The goal of uplift modeling is to differentiate customers in group 2 from those in the other groups.
Start with A/B-testing
To build an uplift model one needs the result from an A/B-testing experiment. Using two groups and a binary outcome will give four possible combinations as shown below.
Figure 1: Four possibilities in an A/B-test experiment. (Shaar2016)
Given the result one can calculate the uplift as
P(return|treatment)-P(return|control).
Unfortunately, this term is not defined for a single customer, so we cannot simply build a model that maximizes it.
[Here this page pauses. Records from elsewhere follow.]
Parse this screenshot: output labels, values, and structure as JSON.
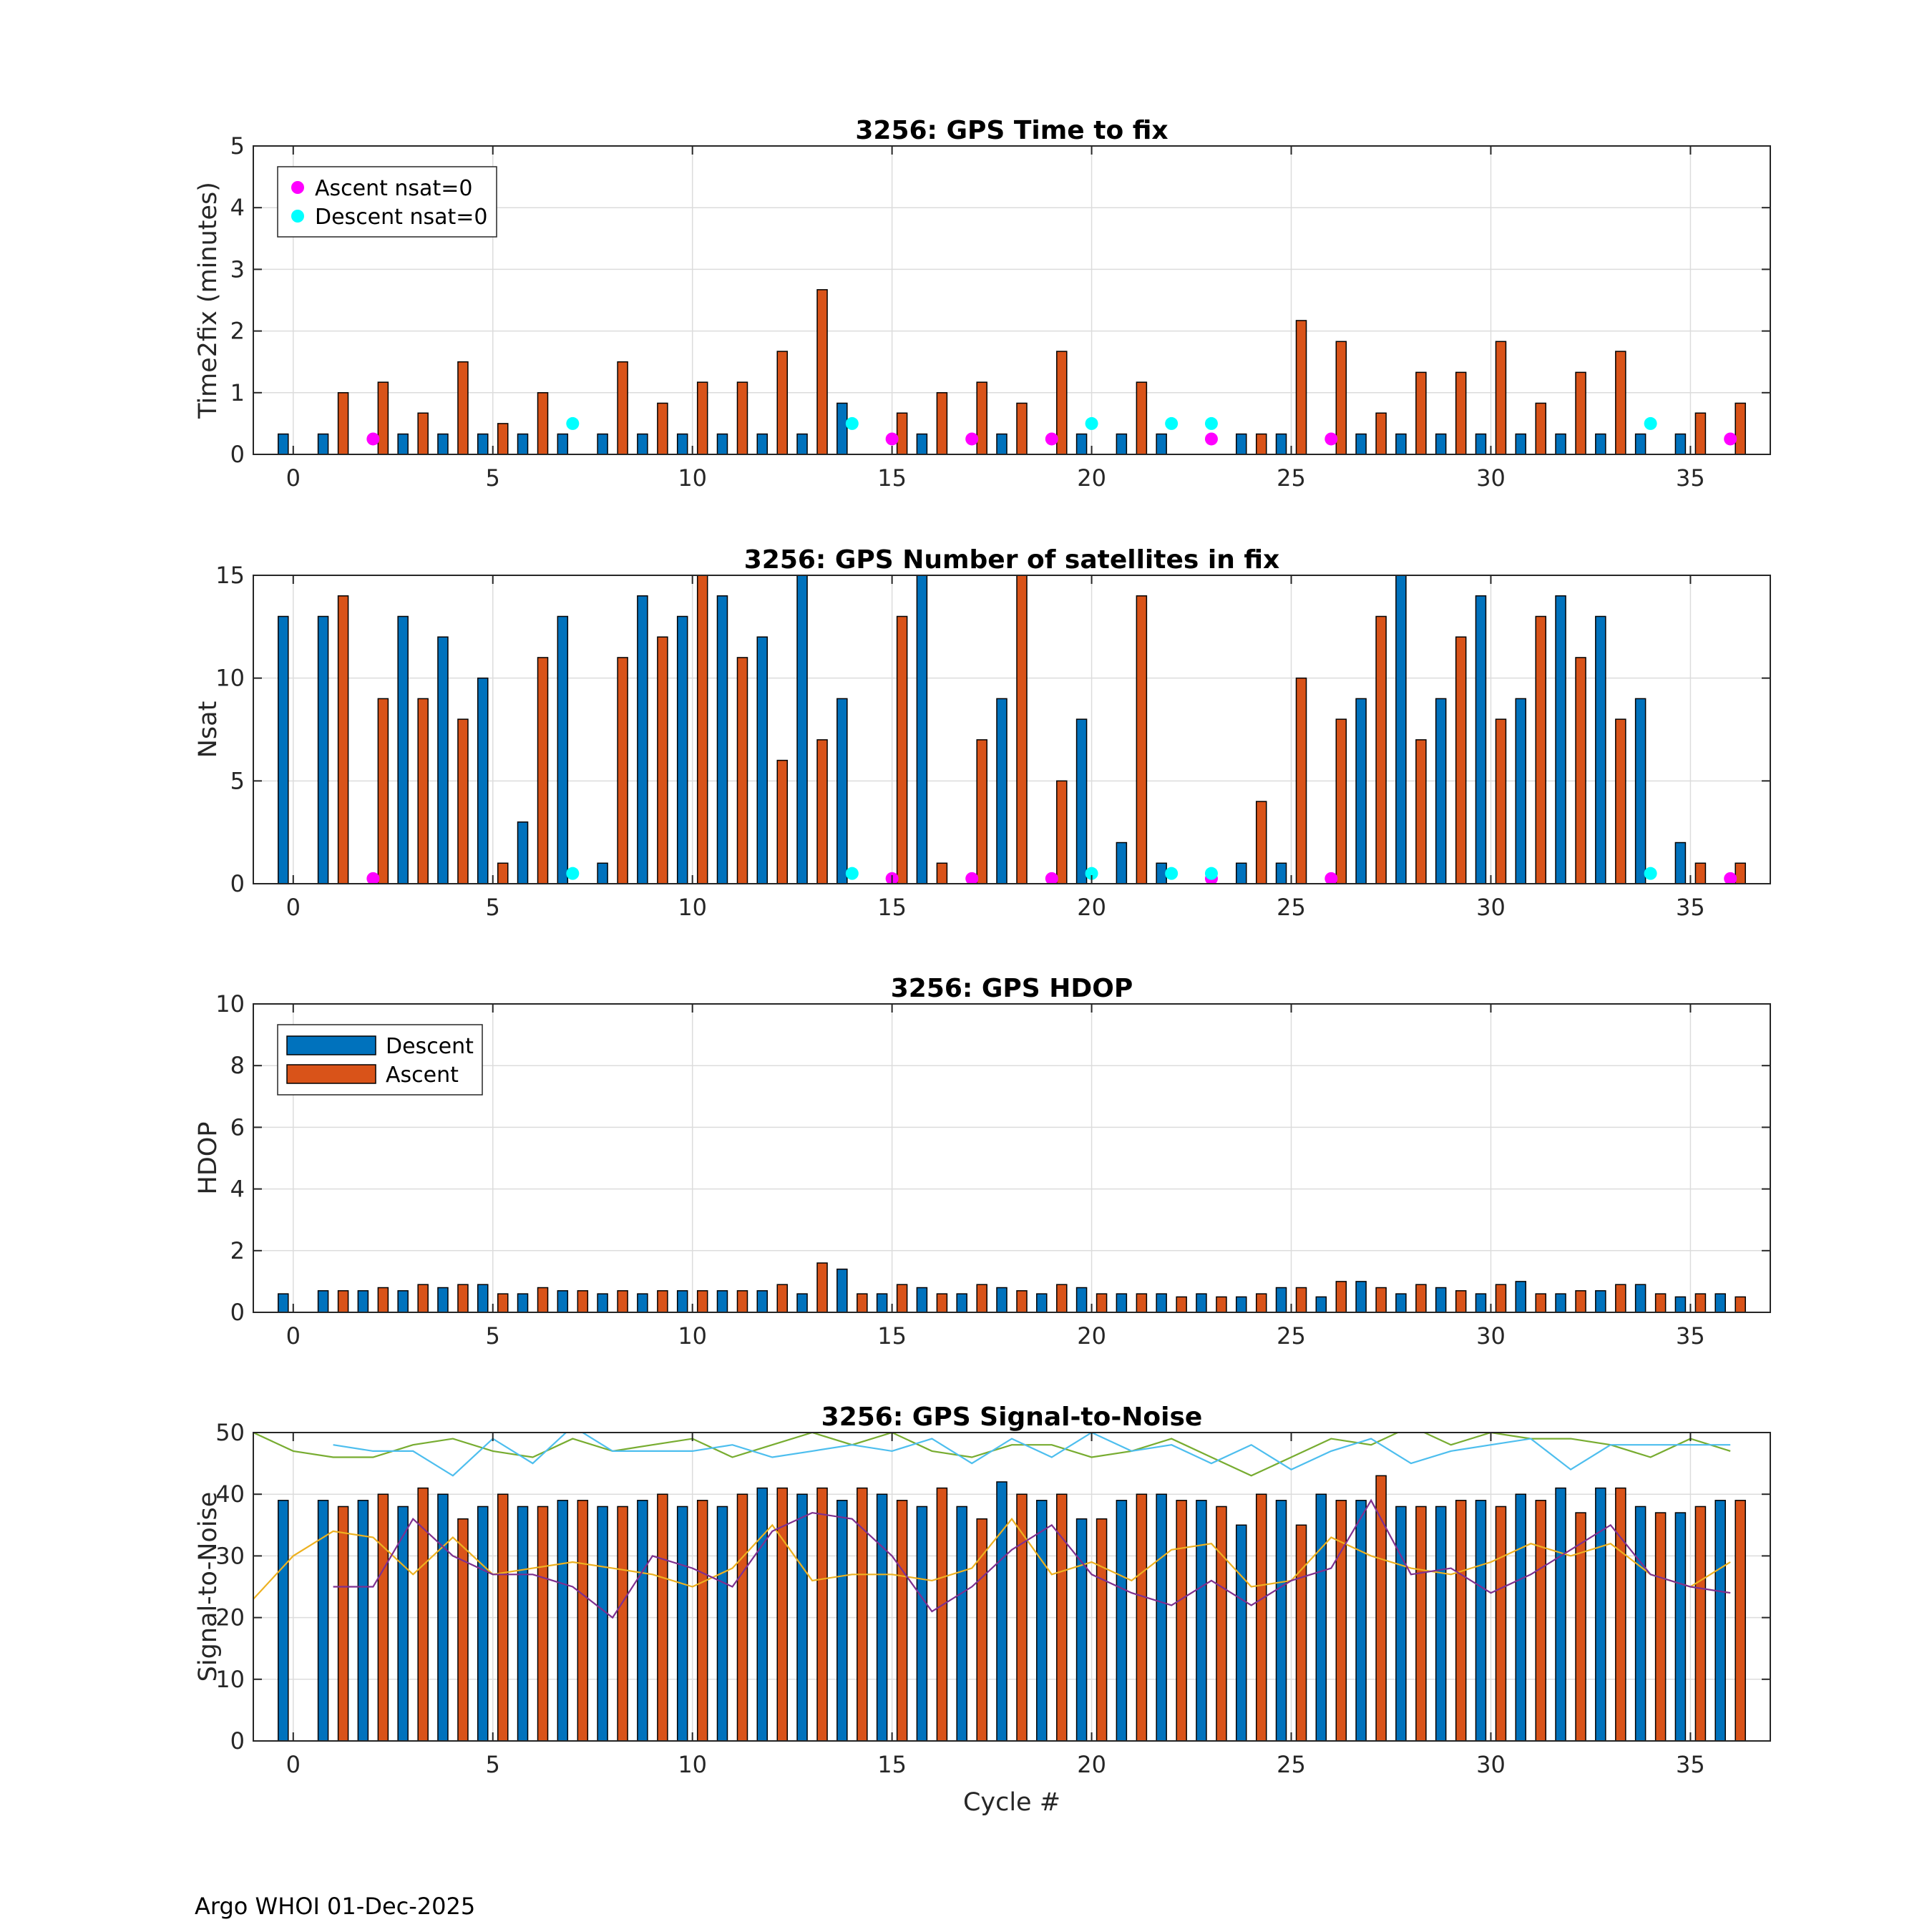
{
  "chart_data": [
    {
      "type": "bar",
      "title": "3256: GPS Time to fix",
      "ylabel": "Time2fix (minutes)",
      "xlabel": "",
      "xlim": [
        -1,
        37
      ],
      "ylim": [
        0,
        5
      ],
      "yticks": [
        0,
        1,
        2,
        3,
        4,
        5
      ],
      "xticks": [
        0,
        5,
        10,
        15,
        20,
        25,
        30,
        35
      ],
      "grid": true,
      "legend_position": "top-left",
      "legend": [
        {
          "label": "Ascent nsat=0",
          "marker": "dot",
          "color": "#FF00FF"
        },
        {
          "label": "Descent nsat=0",
          "marker": "dot",
          "color": "#00FFFF"
        }
      ],
      "series": [
        {
          "name": "Descent",
          "color": "#0072BD",
          "values": [
            0.33,
            0.33,
            0,
            0.33,
            0.33,
            0.33,
            0.33,
            0.33,
            0.33,
            0.33,
            0.33,
            0.33,
            0.33,
            0.33,
            0.83,
            0,
            0.33,
            0,
            0.33,
            0,
            0.33,
            0.33,
            0.33,
            0,
            0.33,
            0.33,
            0,
            0.33,
            0.33,
            0.33,
            0.33,
            0.33,
            0.33,
            0.33,
            0.33,
            0.33,
            0
          ]
        },
        {
          "name": "Ascent",
          "color": "#D95319",
          "values": [
            0,
            1.0,
            1.17,
            0.67,
            1.5,
            0.5,
            1.0,
            0,
            1.5,
            0.83,
            1.17,
            1.17,
            1.67,
            2.67,
            0,
            0.67,
            1.0,
            1.17,
            0.83,
            1.67,
            0,
            1.17,
            0,
            0,
            0.33,
            2.17,
            1.83,
            0.67,
            1.33,
            1.33,
            1.83,
            0.83,
            1.33,
            1.67,
            0,
            0.67,
            0.83
          ]
        }
      ],
      "markers": {
        "ascent_nsat0": {
          "x": [
            2,
            15,
            17,
            19,
            23,
            26,
            36
          ],
          "y": 0.25
        },
        "descent_nsat0": {
          "x": [
            7,
            14,
            20,
            22,
            23,
            34
          ],
          "y": 0.5
        }
      }
    },
    {
      "type": "bar",
      "title": "3256: GPS Number of satellites in fix",
      "ylabel": "Nsat",
      "xlabel": "",
      "xlim": [
        -1,
        37
      ],
      "ylim": [
        0,
        15
      ],
      "yticks": [
        0,
        5,
        10,
        15
      ],
      "xticks": [
        0,
        5,
        10,
        15,
        20,
        25,
        30,
        35
      ],
      "grid": true,
      "series": [
        {
          "name": "Descent",
          "color": "#0072BD",
          "values": [
            13,
            13,
            0,
            13,
            12,
            10,
            3,
            13,
            1,
            14,
            13,
            14,
            12,
            15,
            9,
            0,
            15,
            0,
            9,
            0,
            8,
            2,
            1,
            0,
            1,
            1,
            0,
            9,
            15,
            9,
            14,
            9,
            14,
            13,
            9,
            2,
            0
          ]
        },
        {
          "name": "Ascent",
          "color": "#D95319",
          "values": [
            0,
            14,
            9,
            9,
            8,
            1,
            11,
            0,
            11,
            12,
            15,
            11,
            6,
            7,
            0,
            13,
            1,
            7,
            15,
            5,
            0,
            14,
            0,
            0,
            4,
            10,
            8,
            13,
            7,
            12,
            8,
            13,
            11,
            8,
            0,
            1,
            1
          ]
        }
      ],
      "markers": {
        "ascent_nsat0": {
          "x": [
            2,
            15,
            17,
            19,
            23,
            26,
            36
          ],
          "y": 0.25
        },
        "descent_nsat0": {
          "x": [
            7,
            14,
            20,
            22,
            23,
            34
          ],
          "y": 0.5
        }
      }
    },
    {
      "type": "bar",
      "title": "3256: GPS HDOP",
      "ylabel": "HDOP",
      "xlabel": "",
      "xlim": [
        -1,
        37
      ],
      "ylim": [
        0,
        10
      ],
      "yticks": [
        0,
        2,
        4,
        6,
        8,
        10
      ],
      "xticks": [
        0,
        5,
        10,
        15,
        20,
        25,
        30,
        35
      ],
      "grid": true,
      "legend_position": "top-left",
      "legend": [
        {
          "label": "Descent",
          "marker": "bar",
          "color": "#0072BD"
        },
        {
          "label": "Ascent",
          "marker": "bar",
          "color": "#D95319"
        }
      ],
      "series": [
        {
          "name": "Descent",
          "color": "#0072BD",
          "values": [
            0.6,
            0.7,
            0.7,
            0.7,
            0.8,
            0.9,
            0.6,
            0.7,
            0.6,
            0.6,
            0.7,
            0.7,
            0.7,
            0.6,
            1.4,
            0.6,
            0.8,
            0.6,
            0.8,
            0.6,
            0.8,
            0.6,
            0.6,
            0.6,
            0.5,
            0.8,
            0.5,
            1.0,
            0.6,
            0.8,
            0.6,
            1.0,
            0.6,
            0.7,
            0.9,
            0.5,
            0.6
          ]
        },
        {
          "name": "Ascent",
          "color": "#D95319",
          "values": [
            0,
            0.7,
            0.8,
            0.9,
            0.9,
            0.6,
            0.8,
            0.7,
            0.7,
            0.7,
            0.7,
            0.7,
            0.9,
            1.6,
            0.6,
            0.9,
            0.6,
            0.9,
            0.7,
            0.9,
            0.6,
            0.6,
            0.5,
            0.5,
            0.6,
            0.8,
            1.0,
            0.8,
            0.9,
            0.7,
            0.9,
            0.6,
            0.7,
            0.9,
            0.6,
            0.6,
            0.5
          ]
        }
      ]
    },
    {
      "type": "bar",
      "title": "3256: GPS Signal-to-Noise",
      "ylabel": "Signal-to-Noise",
      "xlabel": "Cycle #",
      "xlim": [
        -1,
        37
      ],
      "ylim": [
        0,
        50
      ],
      "yticks": [
        0,
        10,
        20,
        30,
        40,
        50
      ],
      "xticks": [
        0,
        5,
        10,
        15,
        20,
        25,
        30,
        35
      ],
      "grid": true,
      "series": [
        {
          "name": "Descent",
          "color": "#0072BD",
          "values": [
            39,
            39,
            39,
            38,
            40,
            38,
            38,
            39,
            38,
            39,
            38,
            38,
            41,
            40,
            39,
            40,
            38,
            38,
            42,
            39,
            36,
            39,
            40,
            39,
            35,
            39,
            40,
            39,
            38,
            38,
            39,
            40,
            41,
            41,
            38,
            37,
            39
          ]
        },
        {
          "name": "Ascent",
          "color": "#D95319",
          "values": [
            0,
            38,
            40,
            41,
            36,
            40,
            38,
            39,
            38,
            40,
            39,
            40,
            41,
            41,
            41,
            39,
            41,
            36,
            40,
            40,
            36,
            40,
            39,
            38,
            40,
            35,
            39,
            43,
            38,
            39,
            38,
            39,
            37,
            41,
            37,
            38,
            39
          ]
        }
      ],
      "lines": [
        {
          "name": "max",
          "color": "#77AC30",
          "x": [
            -1,
            0,
            1,
            2,
            3,
            4,
            5,
            6,
            7,
            8,
            9,
            10,
            11,
            12,
            13,
            14,
            15,
            16,
            17,
            18,
            19,
            20,
            21,
            22,
            23,
            24,
            25,
            26,
            27,
            28,
            29,
            30,
            31,
            32,
            33,
            34,
            35,
            36
          ],
          "y": [
            50,
            47,
            46,
            46,
            48,
            49,
            47,
            46,
            49,
            47,
            48,
            49,
            46,
            48,
            50,
            48,
            50,
            47,
            46,
            48,
            48,
            46,
            47,
            49,
            46,
            43,
            46,
            49,
            48,
            51,
            48,
            50,
            49,
            49,
            48,
            46,
            49,
            47
          ]
        },
        {
          "name": "max2",
          "color": "#4DBEEE",
          "x": [
            1,
            2,
            3,
            4,
            5,
            6,
            7,
            8,
            9,
            10,
            11,
            12,
            13,
            14,
            15,
            16,
            17,
            18,
            19,
            20,
            21,
            22,
            23,
            24,
            25,
            26,
            27,
            28,
            29,
            30,
            31,
            32,
            33,
            34,
            35,
            36
          ],
          "y": [
            48,
            47,
            47,
            43,
            49,
            45,
            51,
            47,
            47,
            47,
            48,
            46,
            47,
            48,
            47,
            49,
            45,
            49,
            46,
            50,
            47,
            48,
            45,
            48,
            44,
            47,
            49,
            45,
            47,
            48,
            49,
            44,
            48,
            48,
            48,
            48
          ]
        },
        {
          "name": "mean",
          "color": "#EDB120",
          "x": [
            -1,
            0,
            1,
            2,
            3,
            4,
            5,
            6,
            7,
            8,
            9,
            10,
            11,
            12,
            13,
            14,
            15,
            16,
            17,
            18,
            19,
            20,
            21,
            22,
            23,
            24,
            25,
            26,
            27,
            28,
            29,
            30,
            31,
            32,
            33,
            34,
            35,
            36
          ],
          "y": [
            23,
            30,
            34,
            33,
            27,
            33,
            27,
            28,
            29,
            28,
            27,
            25,
            28,
            35,
            26,
            27,
            27,
            26,
            28,
            36,
            27,
            29,
            26,
            31,
            32,
            25,
            26,
            33,
            30,
            28,
            27,
            29,
            32,
            30,
            32,
            27,
            25,
            29
          ]
        },
        {
          "name": "min",
          "color": "#7E2F8E",
          "x": [
            1,
            2,
            3,
            4,
            5,
            6,
            7,
            8,
            9,
            10,
            11,
            12,
            13,
            14,
            15,
            16,
            17,
            18,
            19,
            20,
            21,
            22,
            23,
            24,
            25,
            26,
            27,
            28,
            29,
            30,
            31,
            32,
            33,
            34,
            35,
            36
          ],
          "y": [
            25,
            25,
            36,
            30,
            27,
            27,
            25,
            20,
            30,
            28,
            25,
            34,
            37,
            36,
            30,
            21,
            25,
            31,
            35,
            27,
            24,
            22,
            26,
            22,
            26,
            28,
            39,
            27,
            28,
            24,
            27,
            31,
            35,
            27,
            25,
            24
          ]
        }
      ]
    }
  ],
  "footer": {
    "text": "Argo WHOI 01-Dec-2025"
  }
}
Instead there are serveral approaches to maximize it indirectly.
Building a model
The simplest one neglects the control group and models the probability that a customer will return given that she received treatment and given some customer specific information.
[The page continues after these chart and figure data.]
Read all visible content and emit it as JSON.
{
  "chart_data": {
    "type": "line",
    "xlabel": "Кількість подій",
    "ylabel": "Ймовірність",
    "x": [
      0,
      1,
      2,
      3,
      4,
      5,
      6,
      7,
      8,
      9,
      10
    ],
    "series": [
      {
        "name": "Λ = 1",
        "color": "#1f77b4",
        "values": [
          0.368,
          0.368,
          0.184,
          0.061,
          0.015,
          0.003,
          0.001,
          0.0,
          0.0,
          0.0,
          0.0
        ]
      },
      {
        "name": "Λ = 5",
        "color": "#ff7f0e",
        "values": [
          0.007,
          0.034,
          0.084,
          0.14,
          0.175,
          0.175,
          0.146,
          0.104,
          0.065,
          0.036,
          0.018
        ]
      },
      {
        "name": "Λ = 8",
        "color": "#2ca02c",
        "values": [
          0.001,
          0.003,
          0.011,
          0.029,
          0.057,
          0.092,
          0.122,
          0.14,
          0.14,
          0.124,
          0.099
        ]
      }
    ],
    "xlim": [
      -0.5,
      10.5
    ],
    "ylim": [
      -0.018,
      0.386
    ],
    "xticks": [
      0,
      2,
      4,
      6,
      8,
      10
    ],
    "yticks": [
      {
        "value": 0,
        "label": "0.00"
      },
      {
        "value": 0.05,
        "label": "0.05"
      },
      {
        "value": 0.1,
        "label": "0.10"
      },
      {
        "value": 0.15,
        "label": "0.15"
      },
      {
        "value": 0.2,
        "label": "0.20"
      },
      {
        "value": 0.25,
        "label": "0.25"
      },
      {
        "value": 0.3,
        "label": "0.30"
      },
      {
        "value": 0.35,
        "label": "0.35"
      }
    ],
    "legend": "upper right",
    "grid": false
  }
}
P(return|treatment,information)
Throwing away half the data isn’t optimal. For instance this model doesn’t predict which customers will only return when given some treatment, as we required above. Instead it will give all customers that will return regardless of treatment.
A simple extension is to build two models, one for each term in the uplift equation. Formally,
P(return|treatment,information)-P(return|control,information).
While this approach directly models the uplift effect, research suggests that it doesn’t always perform well in practice. One reason for that is that the treatment effect is usually much smaller than the main effect, e.g. if the main effect is 1.0% in the control group and the combined effect is 1.1% in the treatment group, then the uplift effect is only 0.1% (=1.1%-1.0%). Consequently the individual model will mostly focus on the main effect within each group. (Radcliffe, 2011)
An easy way to a single model approach is to apply a class variable transformation to the result from the A/B-test. Both the TR and the CNR groups will be assigned to the positive group (e.g. treatment) and TNR and CR will be assigned to the negative group (no treatment).
Table 1: Example of the class variable transformation.
Customer |
Group 1=Treatment 0=Control |
Returned 1=Returned 0=Not Returned |
Transformed |
1 | 0 | 1 | 0 |
2 | 1 | 0 | 0 |
3 | 0 | 0 | 1 |
4 | 1 | 0 | 0 |
5 | 1 | 1 | 1 |
6 | 0 | 0 | 1 |
The idea is that from the four fields, we would definitely like to treat the customers in the group with the TR outcome. And because we don’t know whether the customers in the CNR would have responded if they had received a treatment, we would also like to treat them. It can be shown that under some assumptions modeling the conditional probability of the transformed class variable is equivalent to modeling the conditional probabilities of the two original variables from uplift equation above.
There are more elaborate techniques that incorporate the maximization of the uplift equation into the training algorithm. However, the straightforward implementation and applicability to any standard machine-learning algorithm make the two models approach and the class variable transformation approach very attractive first choices.